Find the first evidence of horseback riding 5,000 years ago

Archaeologists have found the first direct evidence of horseback riding, in a history-changing discovery, in 5,000-year-old human skeletons in central Europe.

“When you get on a horse and it’s fast, it’s exciting,” said study co-author David Anthony, an archaeologist at Hartwick College. “I’m sure ancient humans felt the same way. Riding a horse was as fast as humans might go before the invention of the railway.”

Researchers analyzed more than 200 Bronze Age skeletal remains in museum collections in Bulgaria, Poland, Romania, Hungary and the Czech Republic, looking for signs of what co-author and University of Helsinki anthropologist Martin Trautmann calls “horse rider syndrome.”

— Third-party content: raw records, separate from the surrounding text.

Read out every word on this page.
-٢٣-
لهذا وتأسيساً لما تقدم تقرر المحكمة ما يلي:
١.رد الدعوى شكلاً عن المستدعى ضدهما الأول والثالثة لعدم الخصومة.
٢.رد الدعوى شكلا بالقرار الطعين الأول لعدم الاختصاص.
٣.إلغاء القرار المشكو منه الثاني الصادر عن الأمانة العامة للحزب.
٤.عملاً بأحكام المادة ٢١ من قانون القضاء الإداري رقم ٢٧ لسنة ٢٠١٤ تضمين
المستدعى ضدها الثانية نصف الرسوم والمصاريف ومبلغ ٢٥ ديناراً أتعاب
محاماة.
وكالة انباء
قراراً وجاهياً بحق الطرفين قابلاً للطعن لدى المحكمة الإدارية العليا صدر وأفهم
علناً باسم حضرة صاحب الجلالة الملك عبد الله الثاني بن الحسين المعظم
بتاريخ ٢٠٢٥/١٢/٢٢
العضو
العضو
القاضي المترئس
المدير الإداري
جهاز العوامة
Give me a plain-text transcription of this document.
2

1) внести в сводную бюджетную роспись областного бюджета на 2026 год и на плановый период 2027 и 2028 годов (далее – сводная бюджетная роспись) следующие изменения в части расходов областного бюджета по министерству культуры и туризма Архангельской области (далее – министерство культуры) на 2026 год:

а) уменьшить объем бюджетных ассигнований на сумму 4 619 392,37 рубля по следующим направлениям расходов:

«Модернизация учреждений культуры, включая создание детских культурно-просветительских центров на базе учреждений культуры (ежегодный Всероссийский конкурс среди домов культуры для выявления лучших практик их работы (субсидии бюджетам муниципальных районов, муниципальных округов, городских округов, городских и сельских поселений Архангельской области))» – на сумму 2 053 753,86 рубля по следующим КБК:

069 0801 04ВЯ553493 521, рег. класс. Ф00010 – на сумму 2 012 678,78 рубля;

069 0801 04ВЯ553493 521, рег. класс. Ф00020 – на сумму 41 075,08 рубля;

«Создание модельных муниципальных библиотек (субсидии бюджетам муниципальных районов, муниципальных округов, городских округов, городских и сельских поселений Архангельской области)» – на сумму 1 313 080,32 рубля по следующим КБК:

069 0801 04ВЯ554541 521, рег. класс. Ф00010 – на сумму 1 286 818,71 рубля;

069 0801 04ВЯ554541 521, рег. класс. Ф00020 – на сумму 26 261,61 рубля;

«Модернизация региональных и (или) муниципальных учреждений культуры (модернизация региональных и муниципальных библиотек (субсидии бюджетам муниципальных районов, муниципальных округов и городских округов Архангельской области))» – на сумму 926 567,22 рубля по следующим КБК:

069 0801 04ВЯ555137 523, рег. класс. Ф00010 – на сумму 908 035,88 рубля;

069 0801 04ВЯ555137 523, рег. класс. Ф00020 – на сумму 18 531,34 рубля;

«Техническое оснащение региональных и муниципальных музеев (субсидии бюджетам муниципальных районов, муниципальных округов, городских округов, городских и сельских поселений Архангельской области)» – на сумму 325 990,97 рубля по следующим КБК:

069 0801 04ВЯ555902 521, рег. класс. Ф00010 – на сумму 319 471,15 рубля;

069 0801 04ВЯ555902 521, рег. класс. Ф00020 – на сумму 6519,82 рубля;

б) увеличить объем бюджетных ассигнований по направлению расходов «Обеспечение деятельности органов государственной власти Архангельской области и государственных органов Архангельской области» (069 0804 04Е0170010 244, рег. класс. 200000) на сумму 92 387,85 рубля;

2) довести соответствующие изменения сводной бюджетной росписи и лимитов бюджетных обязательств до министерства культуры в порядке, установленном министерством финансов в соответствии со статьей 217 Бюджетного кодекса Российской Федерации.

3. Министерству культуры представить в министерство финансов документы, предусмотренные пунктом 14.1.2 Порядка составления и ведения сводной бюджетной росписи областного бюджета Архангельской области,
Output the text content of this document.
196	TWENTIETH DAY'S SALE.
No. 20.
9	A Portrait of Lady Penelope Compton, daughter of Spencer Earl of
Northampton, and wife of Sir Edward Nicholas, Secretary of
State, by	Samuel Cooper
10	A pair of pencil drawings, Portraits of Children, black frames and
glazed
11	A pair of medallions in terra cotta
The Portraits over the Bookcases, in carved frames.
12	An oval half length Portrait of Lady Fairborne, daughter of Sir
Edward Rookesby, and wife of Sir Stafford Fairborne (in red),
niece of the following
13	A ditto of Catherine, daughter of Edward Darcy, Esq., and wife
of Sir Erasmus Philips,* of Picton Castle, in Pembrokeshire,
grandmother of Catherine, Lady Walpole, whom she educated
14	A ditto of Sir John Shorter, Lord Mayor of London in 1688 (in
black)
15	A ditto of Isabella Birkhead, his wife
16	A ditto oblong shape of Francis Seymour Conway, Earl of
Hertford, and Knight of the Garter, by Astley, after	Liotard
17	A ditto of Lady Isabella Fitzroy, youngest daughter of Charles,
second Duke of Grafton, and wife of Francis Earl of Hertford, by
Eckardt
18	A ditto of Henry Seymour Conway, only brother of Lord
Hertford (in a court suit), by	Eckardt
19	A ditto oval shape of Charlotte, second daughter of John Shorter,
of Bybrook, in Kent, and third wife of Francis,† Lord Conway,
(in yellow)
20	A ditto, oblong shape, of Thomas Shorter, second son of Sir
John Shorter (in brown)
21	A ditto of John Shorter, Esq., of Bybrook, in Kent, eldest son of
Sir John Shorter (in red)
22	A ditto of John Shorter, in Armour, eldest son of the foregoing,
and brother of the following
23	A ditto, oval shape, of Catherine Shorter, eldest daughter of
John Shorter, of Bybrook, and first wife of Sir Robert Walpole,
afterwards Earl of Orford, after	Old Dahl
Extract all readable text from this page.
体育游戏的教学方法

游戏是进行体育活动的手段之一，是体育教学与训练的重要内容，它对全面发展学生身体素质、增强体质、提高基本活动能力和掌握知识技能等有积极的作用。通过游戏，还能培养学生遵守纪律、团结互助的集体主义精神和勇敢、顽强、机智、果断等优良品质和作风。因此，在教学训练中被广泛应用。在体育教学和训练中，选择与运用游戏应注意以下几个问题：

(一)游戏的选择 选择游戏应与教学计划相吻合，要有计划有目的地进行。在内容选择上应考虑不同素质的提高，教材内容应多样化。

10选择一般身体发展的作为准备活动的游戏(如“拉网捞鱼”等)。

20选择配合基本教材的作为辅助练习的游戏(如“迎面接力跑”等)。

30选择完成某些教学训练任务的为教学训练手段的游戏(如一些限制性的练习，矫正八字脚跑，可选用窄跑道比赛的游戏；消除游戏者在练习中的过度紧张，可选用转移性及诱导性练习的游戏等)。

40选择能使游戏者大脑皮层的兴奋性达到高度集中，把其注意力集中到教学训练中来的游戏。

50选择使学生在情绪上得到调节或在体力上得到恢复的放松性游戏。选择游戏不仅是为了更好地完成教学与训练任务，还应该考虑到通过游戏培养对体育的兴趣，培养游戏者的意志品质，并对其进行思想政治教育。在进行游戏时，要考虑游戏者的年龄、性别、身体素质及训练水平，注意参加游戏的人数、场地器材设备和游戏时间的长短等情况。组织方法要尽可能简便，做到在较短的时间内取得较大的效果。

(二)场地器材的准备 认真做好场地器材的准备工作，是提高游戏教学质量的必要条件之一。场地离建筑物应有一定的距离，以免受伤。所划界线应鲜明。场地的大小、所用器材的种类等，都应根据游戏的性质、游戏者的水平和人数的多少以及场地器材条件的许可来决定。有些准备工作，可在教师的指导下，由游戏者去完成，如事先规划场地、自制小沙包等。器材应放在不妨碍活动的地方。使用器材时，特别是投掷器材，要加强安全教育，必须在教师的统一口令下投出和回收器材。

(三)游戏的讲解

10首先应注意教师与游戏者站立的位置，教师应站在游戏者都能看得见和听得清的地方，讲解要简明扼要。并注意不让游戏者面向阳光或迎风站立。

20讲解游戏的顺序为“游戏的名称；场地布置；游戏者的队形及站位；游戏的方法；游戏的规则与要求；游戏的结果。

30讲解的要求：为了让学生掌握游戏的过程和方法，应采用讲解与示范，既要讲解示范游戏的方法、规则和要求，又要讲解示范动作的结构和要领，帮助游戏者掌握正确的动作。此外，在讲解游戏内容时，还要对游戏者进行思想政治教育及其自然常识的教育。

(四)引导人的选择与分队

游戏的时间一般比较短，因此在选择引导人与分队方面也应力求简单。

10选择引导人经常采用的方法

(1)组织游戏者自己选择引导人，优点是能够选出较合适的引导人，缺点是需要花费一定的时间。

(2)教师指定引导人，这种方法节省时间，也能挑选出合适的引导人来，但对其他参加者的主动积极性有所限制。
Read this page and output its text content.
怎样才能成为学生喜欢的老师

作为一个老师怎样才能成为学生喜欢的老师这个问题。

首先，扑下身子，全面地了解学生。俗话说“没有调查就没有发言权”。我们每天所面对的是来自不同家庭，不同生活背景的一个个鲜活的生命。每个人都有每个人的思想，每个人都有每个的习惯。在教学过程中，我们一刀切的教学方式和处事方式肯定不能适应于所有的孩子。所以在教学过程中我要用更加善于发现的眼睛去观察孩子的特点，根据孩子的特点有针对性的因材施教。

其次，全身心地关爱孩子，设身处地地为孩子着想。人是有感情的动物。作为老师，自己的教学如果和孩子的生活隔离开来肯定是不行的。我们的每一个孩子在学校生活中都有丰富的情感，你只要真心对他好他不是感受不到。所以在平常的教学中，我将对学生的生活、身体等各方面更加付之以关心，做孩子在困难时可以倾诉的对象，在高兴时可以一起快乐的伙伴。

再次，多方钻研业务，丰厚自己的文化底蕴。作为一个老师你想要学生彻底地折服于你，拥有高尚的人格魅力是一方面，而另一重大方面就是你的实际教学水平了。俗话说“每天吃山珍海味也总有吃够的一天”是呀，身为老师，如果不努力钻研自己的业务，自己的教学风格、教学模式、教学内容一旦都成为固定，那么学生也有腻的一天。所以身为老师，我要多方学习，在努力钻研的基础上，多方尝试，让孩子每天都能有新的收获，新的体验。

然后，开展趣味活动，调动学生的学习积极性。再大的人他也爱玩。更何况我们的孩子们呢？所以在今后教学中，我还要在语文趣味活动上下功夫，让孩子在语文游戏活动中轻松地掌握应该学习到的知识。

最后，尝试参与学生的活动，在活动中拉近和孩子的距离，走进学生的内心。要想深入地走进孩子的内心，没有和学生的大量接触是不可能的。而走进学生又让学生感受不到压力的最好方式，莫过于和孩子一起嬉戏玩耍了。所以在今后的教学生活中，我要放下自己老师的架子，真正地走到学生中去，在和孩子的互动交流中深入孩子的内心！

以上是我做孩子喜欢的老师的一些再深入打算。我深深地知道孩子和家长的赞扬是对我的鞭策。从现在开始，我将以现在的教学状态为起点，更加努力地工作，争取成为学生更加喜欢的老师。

These are six signs that the person was likely riding an animal, including distinctive signs of wear in the pelvic cavities and thigh bones.

“You can read the bones like biographies,” said Trautmann, who has previously studied similar wear patterns in skeletons from later periods when horse riding was common and not new to the history record.

The researchers focused on human skeletons — more preserved than horse bones in burial sites and museums — and identified five possible horsemen who lived regarding 4,500 to 5,000 years ago and belonged to a Bronze Age people called the Yamnaya.

“There is previous evidence of horses being used and milked, but this is the closest direct evidence yet of horse riding,” said University of Exeter archaeologist Alan Outram, who was not involved in the research but praised it.

The study was published Friday in the journal Science Advances.